With so many people suffering because of the coronavirus, it's natural to feel anxious, unhappy, even depressed. But I'm finding that the isolation and altered routine caused by Oregon having a Stay Home, Save Lives order has some bright spots.
Sure, I no longer can go to Tai Chi classes. Nor can I go to our athletic club. Meeting a friend at a coffee house is a no-no. I still go grocery shopping once a week, but wear a mask and gloves. The dog park we used to enjoy is closed.
So much is different now. Along with many millions of other people, I've been cast out of the activities that were so familiar to me, I took them for granted. Now that they're gone, I realize how precious they were.
But like a handful of flowers blooming in a otherwise stark desert, other things in my daily life now stand out, because the mental backdrop that used to be filled to overflowing with busyness -- time to go here, then there, and after that, another here-and-there -- has become a largely blank canvas against which small things are showcased.
A few examples...
-- Standing in the checkout line at a store where I'd perused the completely empty shelves where toilet paper once was stacked high, I noticed a bundle of toilet paper in the cart of the woman in front of me. Ah, Seventh Generation, I said to myself. That would be in the organic/health food section of the store.
And so it was, on a bottom shelf, a place where most shoppers wouldn't think to look for toilet paper. Returning to the checkout line, the cashier said, "Ah, I see you found the secret place." "Yes," I told her, "but we must speak softly to keep the secret." Returning home with the precious toilet paper, I felt as proud as if I'd killed a saber-toothed tiger and brought it back to the cave.
-- When I'm out and about on an essential trip to a grocery store or pharmacy, I enjoy driving to the Starbucks nearest to where we live. I can't see how many cars are in the drive-through lane until I turn into the Starbucks parking lot, which now, of course, has few cars, since coffee houses and restaurants are limited to takeout only.

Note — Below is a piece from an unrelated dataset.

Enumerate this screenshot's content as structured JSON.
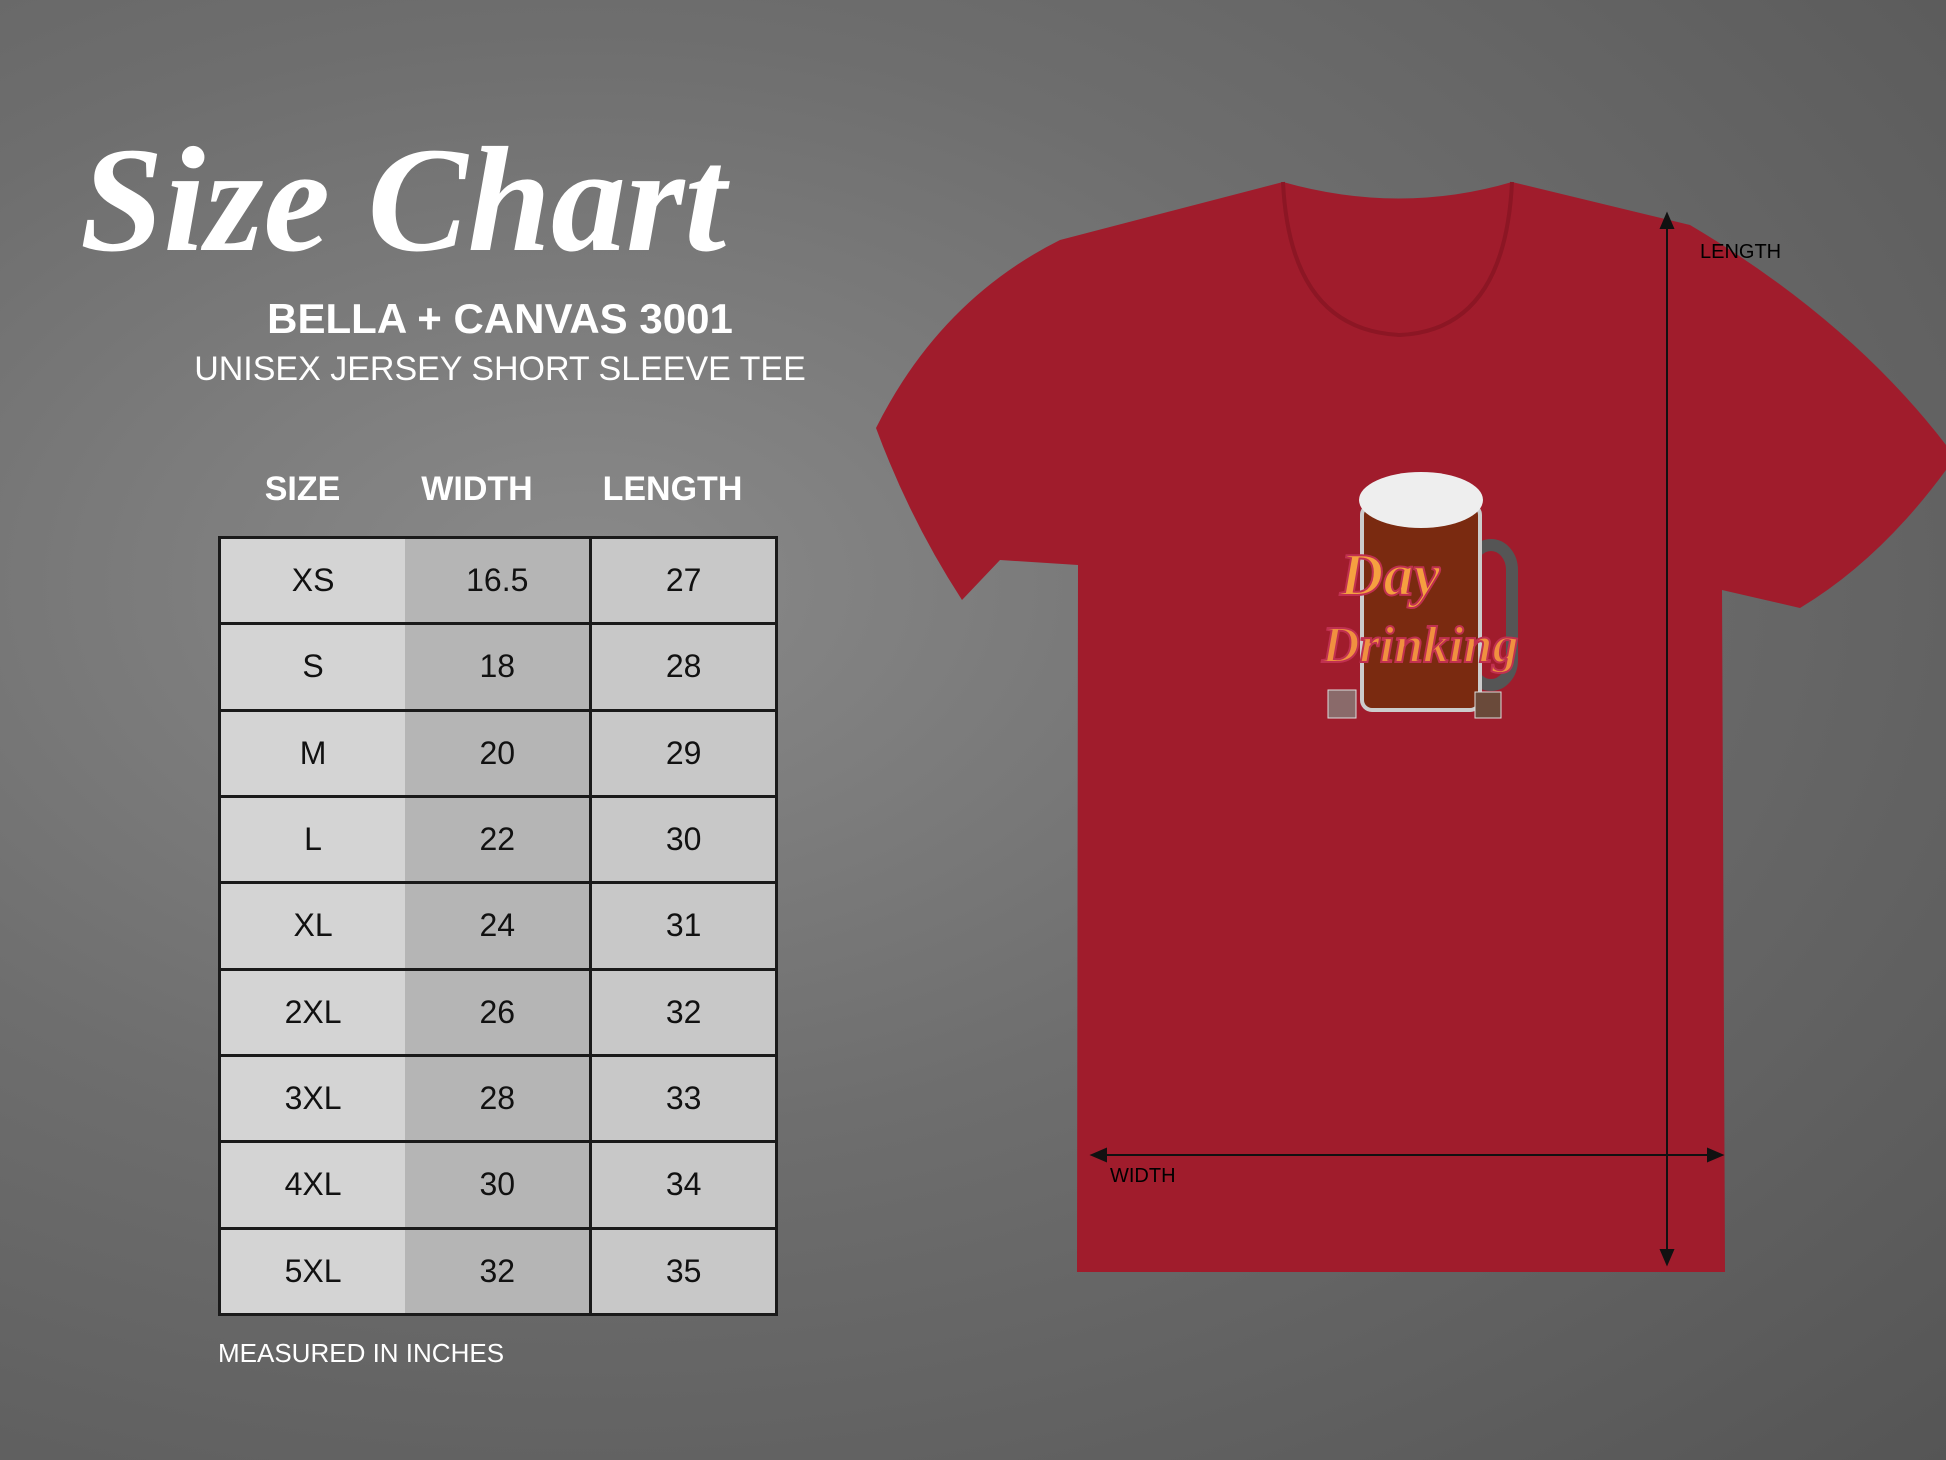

Sometimes so many cars are in line, I feel it isn't worth it to join the queue, especially if I have cold or frozen groceries in the car. But when I enter the parking lot and see only a few vehicles in the drive-through lane, a burst of happiness explodes in my brain. When I hold up the Starbucks app on my iPhone for the barista to scan the bar code that pays for my Grande Decaf Nonfat Vanilla Latte, I enjoy the brief encounter with a coffee house amployee that I used to take for granted.
-- My wife walks our Husky mix, Mooka, in the morning. I walk her in the late afternoon. This has become the most important item on my otherwise mostly empty calendar. Sometimes my wife says, "I can walk Mooka if you don't feel like it." "Oh, I sure do feel like it," I tell her. "This is a high point of my day." Even though pre-coronavirus, I have to admit that sometimes it felt like an unwelcome chore.
We live in the country, about five miles from town. There's a two mile loop on curvy roads that Mooka and I go on every day. It has some fairly steep hills, ups and downs, so the loop is a good alternative to the elliptical trainer that I used to use at our athletic club three days a week, while I watched one of the televisions. Now I watch real life, 3-D life.
Today a neighbor was herding her goats down the road to another neighbor's home, apparently to have them munch in their pasture. Mooka was transfixed by the sight. She's a curious dog. This was her first sight of goats on a road. It was a special moment for dog and human. Not a big thing, just a small thing that created considerable joy for both a canine and a Homo sapiens.